Leur souhait, à travers la matière, la lumière, les combinaisons géométriques de l’espace ou encore en s’aidant des analogies avec les structures naturelles comme l’air, le feu, la terre, l’eau, est de bâtir une expérience nouvelle de la fraternité. Car sans fraternité comment développer l’égalité et la liberté ?

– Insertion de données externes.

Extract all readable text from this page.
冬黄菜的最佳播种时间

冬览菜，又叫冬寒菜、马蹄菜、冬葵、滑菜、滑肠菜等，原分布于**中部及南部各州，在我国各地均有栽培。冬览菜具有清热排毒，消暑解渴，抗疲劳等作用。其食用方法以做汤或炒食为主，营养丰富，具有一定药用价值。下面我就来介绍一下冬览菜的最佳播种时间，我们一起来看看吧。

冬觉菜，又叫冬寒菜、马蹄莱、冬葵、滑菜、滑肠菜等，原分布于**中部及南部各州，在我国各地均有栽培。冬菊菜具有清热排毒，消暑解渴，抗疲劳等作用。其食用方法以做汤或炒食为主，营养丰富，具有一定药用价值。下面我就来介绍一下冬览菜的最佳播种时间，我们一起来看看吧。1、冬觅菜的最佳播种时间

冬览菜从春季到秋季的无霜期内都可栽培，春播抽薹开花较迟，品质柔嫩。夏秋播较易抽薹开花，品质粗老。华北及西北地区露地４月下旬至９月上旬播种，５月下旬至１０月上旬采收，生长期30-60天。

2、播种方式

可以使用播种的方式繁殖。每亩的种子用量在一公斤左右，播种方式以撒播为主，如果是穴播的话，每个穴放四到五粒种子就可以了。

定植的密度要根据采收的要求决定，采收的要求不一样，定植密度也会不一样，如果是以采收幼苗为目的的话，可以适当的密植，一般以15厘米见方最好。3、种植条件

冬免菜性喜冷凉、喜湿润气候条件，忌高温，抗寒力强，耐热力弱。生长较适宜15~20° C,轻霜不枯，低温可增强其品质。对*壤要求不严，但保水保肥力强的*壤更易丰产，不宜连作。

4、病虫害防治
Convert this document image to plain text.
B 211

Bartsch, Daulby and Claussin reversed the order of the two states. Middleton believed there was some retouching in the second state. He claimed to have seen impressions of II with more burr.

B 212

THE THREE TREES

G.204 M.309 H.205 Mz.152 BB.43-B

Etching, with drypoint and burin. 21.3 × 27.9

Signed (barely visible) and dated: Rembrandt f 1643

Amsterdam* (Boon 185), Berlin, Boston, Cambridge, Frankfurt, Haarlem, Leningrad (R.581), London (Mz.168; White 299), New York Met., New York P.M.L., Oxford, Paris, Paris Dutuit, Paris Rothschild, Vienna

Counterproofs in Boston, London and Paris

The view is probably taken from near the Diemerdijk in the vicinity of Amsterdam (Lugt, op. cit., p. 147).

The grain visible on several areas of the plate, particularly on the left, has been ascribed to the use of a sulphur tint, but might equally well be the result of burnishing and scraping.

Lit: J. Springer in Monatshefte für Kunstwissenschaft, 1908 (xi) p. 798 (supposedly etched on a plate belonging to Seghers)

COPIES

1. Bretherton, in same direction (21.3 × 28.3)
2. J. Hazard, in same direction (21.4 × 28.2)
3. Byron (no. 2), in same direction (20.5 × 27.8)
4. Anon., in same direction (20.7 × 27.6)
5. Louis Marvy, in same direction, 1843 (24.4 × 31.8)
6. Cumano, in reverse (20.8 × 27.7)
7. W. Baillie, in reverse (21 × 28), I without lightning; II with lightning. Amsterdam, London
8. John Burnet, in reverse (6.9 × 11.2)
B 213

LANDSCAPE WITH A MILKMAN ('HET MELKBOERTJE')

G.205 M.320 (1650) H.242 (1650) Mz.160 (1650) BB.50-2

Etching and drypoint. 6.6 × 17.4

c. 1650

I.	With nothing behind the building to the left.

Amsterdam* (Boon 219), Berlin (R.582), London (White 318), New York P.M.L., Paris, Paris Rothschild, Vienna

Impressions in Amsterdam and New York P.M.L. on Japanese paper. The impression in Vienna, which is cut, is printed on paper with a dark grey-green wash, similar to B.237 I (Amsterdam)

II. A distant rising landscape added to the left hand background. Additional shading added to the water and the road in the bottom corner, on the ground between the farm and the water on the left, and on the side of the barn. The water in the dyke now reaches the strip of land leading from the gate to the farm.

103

Plus encore, l’émotion dégagée par l’architecture se trouve régénérée ou plutôt l’architecture régénère l’émotion. Le caractère de l’édifice délivre aux sens un message. Concrétisant une idée, une pensée, une action, cette architecture est capable de transformer l’utile en émotion, de communiquer directement l’émotion d’une valeur. Pour ces philosophes, l’architecture émet une vision architectonique du monde et surtout d’une société en progression. Elle peut matérialiser « une réponse aux besoins fondamentaux de l’homme et offrir une réflexion sur les fondements du lien social, donc d’une éthique collective ». Le bâtiment sera expression, créateur d’émotions et de conscience, grâce à des formes épurées, symboles d’intégration. Voyons Etienne Louis Boullée qui dans son « essai sur l’art » formalise les rapports des sensations avec les formes géométriques, il rappelle la nécessité de la « poésie dans l’art de bâtir ». Il va même jusqu’à inventer, « l’architecture des ombres » destinée à amplifier les sensations brutes en une « morale collective ». De fait, le bâtiment élabore une « durée fictionnelle », il propose un récit,[1] où le projet d’une société utopique, fraternelle, peut être mis en mouvement, s’organiser grâce à un scénario spatial, symbolique, émotionnel et biologique. Selon les théories sensualistes de l’époque, si fervente dans les plaisirs de la vie, les formes ont une action sur « l’âme ». Pour ces hommes comme dans l’antiquité, les nombres, le jeu de la lumière, les rapports et proportions entre les formes, ont une composante philosophique. Si on sait les exploiter, ces composants éveillent la connaissance et l’expérience de grands principes fondamentaux comme le bien, le beau, l’harmonie, le bonheur ou pour les révolutionnaires du XVIIIème siècle celui d’une éthique collective.

A contrario, il suffit aujourd’hui de prendre le RER qui conduit de Paris à Melun et de jeter son regard sur les banlieues traversées pour sentir l’âme se remplir de désarroi et de tristesse, tout simplement. La laideur agit là directement et l’être ne sait plus où fuir. En définitive on peut dire que nos architectes révolutionnaires, Boullée, Ledoux et sans doute J.J. Huvé, sont les derniers représentants de l’ Architecture, vraie expression d’une des plus anciennes traditions. Ils défendent l’idée que l’architecture est un prolongement des lois de la nature et propagatrice d’idéaux. Ce en quoi ils ont parfaitement raison.